This is the first time that I am going to mention the subject of the blog title in my post. It is a little coincidental that I went out to breakfast with him this morning since I'm writing the blog titles in alphabetical order by first name.
But first something very important.
I am currently sitting in my new bean bag chair. I have wanted one for a long time but have never been able to find a store that sells them...
I like how I started a new paragraph to be ridiculously dramatic.
I just took off my hoodie and accidentally punched my LCD monitor.
I did not apologize to it like I have apologized to inanimate objects in the past. I apologized to them by mistake.
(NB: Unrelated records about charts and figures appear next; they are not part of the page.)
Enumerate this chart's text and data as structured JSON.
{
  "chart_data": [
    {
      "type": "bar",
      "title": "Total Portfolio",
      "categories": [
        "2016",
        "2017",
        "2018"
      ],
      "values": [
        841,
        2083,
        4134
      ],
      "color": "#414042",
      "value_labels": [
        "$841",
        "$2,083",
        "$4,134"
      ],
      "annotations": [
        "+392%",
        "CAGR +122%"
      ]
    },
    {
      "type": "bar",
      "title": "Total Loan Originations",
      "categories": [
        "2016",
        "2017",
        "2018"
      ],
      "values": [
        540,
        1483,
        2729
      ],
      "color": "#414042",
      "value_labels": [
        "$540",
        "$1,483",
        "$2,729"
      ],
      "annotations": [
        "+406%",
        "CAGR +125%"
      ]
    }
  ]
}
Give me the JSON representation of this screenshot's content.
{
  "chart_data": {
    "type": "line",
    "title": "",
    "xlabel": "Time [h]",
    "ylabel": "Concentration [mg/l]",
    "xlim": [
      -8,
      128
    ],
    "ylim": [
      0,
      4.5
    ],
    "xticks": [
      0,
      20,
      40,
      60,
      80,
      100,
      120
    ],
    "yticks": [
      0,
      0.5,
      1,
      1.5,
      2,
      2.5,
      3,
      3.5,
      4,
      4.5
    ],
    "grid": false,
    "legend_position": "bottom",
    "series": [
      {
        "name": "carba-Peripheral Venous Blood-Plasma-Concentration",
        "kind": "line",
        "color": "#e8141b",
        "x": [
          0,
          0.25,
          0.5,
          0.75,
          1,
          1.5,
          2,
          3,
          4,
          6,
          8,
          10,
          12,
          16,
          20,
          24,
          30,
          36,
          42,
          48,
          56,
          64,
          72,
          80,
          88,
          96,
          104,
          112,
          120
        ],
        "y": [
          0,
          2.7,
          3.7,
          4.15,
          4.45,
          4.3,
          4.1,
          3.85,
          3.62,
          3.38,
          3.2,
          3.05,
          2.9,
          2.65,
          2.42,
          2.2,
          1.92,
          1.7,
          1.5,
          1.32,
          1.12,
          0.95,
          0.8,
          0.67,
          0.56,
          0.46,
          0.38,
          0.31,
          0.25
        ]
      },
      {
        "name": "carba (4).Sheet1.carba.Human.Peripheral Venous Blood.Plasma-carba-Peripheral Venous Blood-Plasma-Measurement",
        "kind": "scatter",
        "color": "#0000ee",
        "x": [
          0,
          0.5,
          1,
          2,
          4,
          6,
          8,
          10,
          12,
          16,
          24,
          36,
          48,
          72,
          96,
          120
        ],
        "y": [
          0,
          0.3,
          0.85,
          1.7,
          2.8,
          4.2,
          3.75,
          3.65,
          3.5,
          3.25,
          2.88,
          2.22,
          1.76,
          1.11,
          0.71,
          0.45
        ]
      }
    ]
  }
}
I have been conditioned to apologize.
I like my new bean bag chair, although I wish it was larger so my legs were not resting on my mattress.
The store where I bought the bean bag chair had it in a kind of prison. It was like one of this big things where toy stores keep balls. It was difficult to get the bean bag chair out of the big thing. I had to sort of throw it over the big thing. I helped it escape. It headed into the direction of an old man. I felt a little worried. The old man caught it. The old man gave it to me.
One day I'll actually get this blog post started, but first:
Is there anything awesomer than taking a piss while a cat is sitting on the lid of the toilet tank?
I've gained like fifteen pounds since I started working at my gas station. I need a new job where I'm not surrounded by junk food.
I have decided against the idea of having a crime/noir theme for the next issue of Bust Down the Door and Eat All the Chickens.
Some guy says there is a one in five million chance that the world will end tomorrow.
Tonight, I will start a new story.
Fuck it. I am going to let this post die before it was born. Sorry, Mike Young.